Zo is het, dat Wij, de Raad van State gehoord, en met gemeen overleg der Staten-Generaal, hebben goedgevonden en verstaan, gelijk Wij goedvinden en verstaan bij deze:

ARTIKEL I

Boek 7 van het Burgerlijk Wetboek wordt als volgt gewijzigd:

A

Na artikel 660a wordt een nieuw artikel ingevoegd, dat luidt:

Artikel 660b

1. De werknemer dient zich te onthouden van het openbaren van gedachten of gevoelens, indien door de openbaarmaking de goede vervulling van de arbeid van de werknemer, of het goede functioneren van de onderneming van de werkgever, of het realiseren van het streven van de werkgever, voor zover dit in verband staat met de vervulling van de arbeid van de werknemer, niet in redelijkheid zou zijn verzekerd.

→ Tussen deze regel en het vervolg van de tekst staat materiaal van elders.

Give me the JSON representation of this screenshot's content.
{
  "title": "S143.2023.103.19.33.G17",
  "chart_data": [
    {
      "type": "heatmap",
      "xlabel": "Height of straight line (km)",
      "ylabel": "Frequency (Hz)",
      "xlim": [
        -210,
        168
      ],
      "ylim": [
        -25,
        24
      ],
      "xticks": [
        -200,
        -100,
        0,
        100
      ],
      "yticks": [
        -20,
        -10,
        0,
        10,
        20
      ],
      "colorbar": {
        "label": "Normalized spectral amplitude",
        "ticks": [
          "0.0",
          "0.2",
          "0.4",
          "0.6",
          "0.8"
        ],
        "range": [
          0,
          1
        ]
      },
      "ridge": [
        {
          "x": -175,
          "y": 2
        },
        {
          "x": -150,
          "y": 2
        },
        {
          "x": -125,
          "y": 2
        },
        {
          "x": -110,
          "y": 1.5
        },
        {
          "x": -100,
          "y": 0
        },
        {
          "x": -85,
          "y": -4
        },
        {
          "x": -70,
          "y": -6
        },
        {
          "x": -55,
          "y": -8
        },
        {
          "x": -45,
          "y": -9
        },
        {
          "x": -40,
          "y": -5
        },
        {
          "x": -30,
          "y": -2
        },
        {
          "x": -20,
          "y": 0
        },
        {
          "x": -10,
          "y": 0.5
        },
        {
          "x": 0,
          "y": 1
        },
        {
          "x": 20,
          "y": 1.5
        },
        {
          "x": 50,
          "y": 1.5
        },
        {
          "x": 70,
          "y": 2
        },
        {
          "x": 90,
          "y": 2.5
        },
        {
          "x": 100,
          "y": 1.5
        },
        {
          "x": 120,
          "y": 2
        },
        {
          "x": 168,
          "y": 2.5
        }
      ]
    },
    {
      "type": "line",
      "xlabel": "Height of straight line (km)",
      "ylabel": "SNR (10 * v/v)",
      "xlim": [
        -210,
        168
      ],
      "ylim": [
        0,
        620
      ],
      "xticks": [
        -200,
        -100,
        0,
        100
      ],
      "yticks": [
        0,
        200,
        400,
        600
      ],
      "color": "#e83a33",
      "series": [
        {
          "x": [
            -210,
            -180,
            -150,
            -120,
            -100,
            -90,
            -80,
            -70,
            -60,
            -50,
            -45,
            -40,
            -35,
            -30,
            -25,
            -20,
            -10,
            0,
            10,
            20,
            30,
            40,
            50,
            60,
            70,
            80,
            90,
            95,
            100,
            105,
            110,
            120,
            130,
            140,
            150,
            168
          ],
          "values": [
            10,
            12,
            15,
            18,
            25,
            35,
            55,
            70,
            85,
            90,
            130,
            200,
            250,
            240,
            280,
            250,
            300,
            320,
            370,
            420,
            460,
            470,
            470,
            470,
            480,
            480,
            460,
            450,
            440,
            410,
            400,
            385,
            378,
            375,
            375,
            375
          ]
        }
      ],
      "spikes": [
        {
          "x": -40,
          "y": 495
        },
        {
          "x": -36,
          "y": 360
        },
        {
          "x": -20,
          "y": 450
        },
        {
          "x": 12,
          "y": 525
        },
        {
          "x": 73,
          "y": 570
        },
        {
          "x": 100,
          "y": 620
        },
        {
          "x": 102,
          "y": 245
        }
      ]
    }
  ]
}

2. De werknemer is verplicht tot geheimhouding van bijzonderheden aangaande de onderneming waarvan hij het vertrouwelijke karakter begrijpt of redelijkerwijs moet begrijpen en waarvan hij kennis draagt door de arbeidsovereenkomst.

3. De vorige leden zijn niet van toepassing indien de werknemer in redelijkheid kan menen dat het algemeen belang de openbaarmaking van gedachten of gevoelens als bedoeld in lid 1 of de bekendmaking van bijzonderheden als bedoeld in lid 2 noodzakelijk maakt.

4. De werknemer zal niet wegens de openbaarmaking of de bekendmaking als bedoeld in het vorige lid worden benadeeld in zijn positie in de onderneming.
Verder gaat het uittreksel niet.